Federal Labeling Requirements
Generally, the federal Food, Drugs and Cosmetics Act prohibits states from requiring that food transported between states be labeled in a manner inconsistent with federal labeling requirements. However, a state may file a petition requesting exemption from the prohibition if the state labeling:
1. would not cause any food to be in violation of any applicable federal law,
2. would not unduly burden interstate commerce, and
3. is designed to address a particular need for information that is not met by federal labeling requirements (21 USC § 343-1).
The constitutionality of state laws requiring specific food labeling has been raised in federal courts, including our own U. S. Second Circuit Court of Appeals.

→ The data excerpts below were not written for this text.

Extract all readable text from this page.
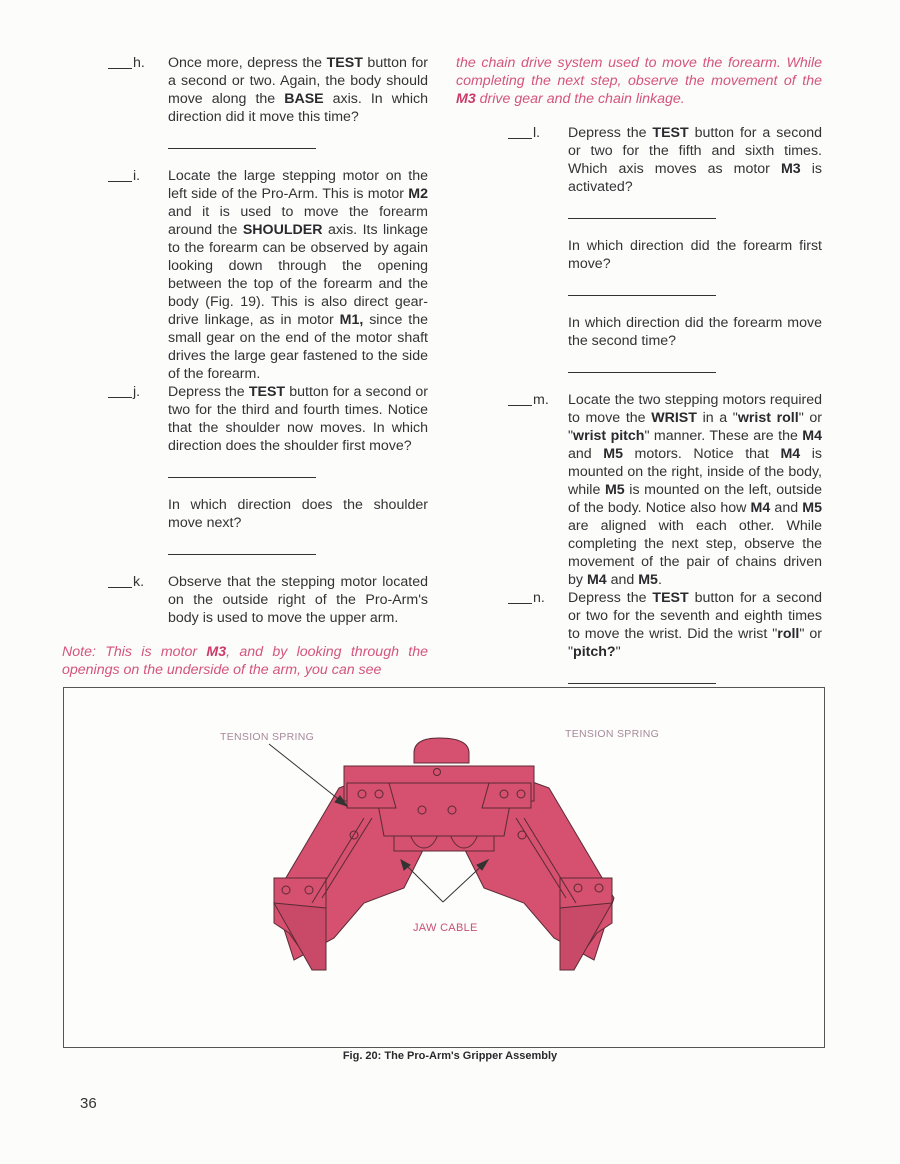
h. Once more, depress the TEST button for a second or two. Again, the body should move along the BASE axis. In which direction did it move this time?
i. Locate the large stepping motor on the left side of the Pro-Arm. This is motor M2 and it is used to move the forearm around the SHOULDER axis. Its linkage to the forearm can be observed by again looking down through the opening between the top of the forearm and the body (Fig. 19). This is also direct gear-drive linkage, as in motor M1, since the small gear on the end of the motor shaft drives the large gear fastened to the side of the forearm.
j. Depress the TEST button for a second or two for the third and fourth times. Notice that the shoulder now moves. In which direction does the shoulder first move?
In which direction does the shoulder move next?
k. Observe that the stepping motor located on the outside right of the Pro-Arm's body is used to move the upper arm.
Note: This is motor M3, and by looking through the openings on the underside of the arm, you can see
the chain drive system used to move the forearm. While completing the next step, observe the movement of the M3 drive gear and the chain linkage.
l. Depress the TEST button for a second or two for the fifth and sixth times. Which axis moves as motor M3 is activated?
In which direction did the forearm first move?
In which direction did the forearm move the second time?
m. Locate the two stepping motors required to move the WRIST in a "wrist roll" or "wrist pitch" manner. These are the M4 and M5 motors. Notice that M4 is mounted on the right, inside of the body, while M5 is mounted on the left, outside of the body. Notice also how M4 and M5 are aligned with each other. While completing the next step, observe the movement of the pair of chains driven by M4 and M5.
n. Depress the TEST button for a second or two for the seventh and eighth times to move the wrist. Did the wrist "roll" or "pitch?"
TENSION SPRING	TENSION SPRING
JAW CABLE
Fig. 20: The Pro-Arm's Gripper Assembly
36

In a case involving a Vermont law requiring dairy manufacturers to label milk and milk products derived from or that may have been derived from cows treated with recombinant bovine somatrotropin (a synthetic hormone used to increase milk production), the Second Circuit ruled the law was likely unconstitutional on First Amendment grounds. The district court had denied the dairy manufacturers' request for an injunction to prevent the law's enforcement by ruling that the manufacturers had not shown a likelihood of success under the First Amendment or Commerce Clause of the U. S. Constitution. But the Second Circuit concluded that Vermont's asserted state interest of a public “right to know” and strong consumer interest was inadequate to compel the commercial speech (i. e. , the labeling requirement). Because the Second Circuit ruled on First Amendment grounds, it did not reach the Commerce Clause claims (International Dairy Foods Association v. Amestoy, 92 F. 3d 67 (2d Cir. 1996)).
The Commerce Clause of the U. S. Constitution gives Congress the power “to regulate commerce with foreign nations, and among the several states” (U. S. Const. Art. I, § 8). A law that facially discriminates against interstate commerce violates the Constitution unless there is no other means to advance a legitimate local interest. If a law is facially nondiscriminatory, supports a legitimate state interest, and only incidentally burdens interstate commerce, it is constitutional unless the burden is excessive in relation to local benefits.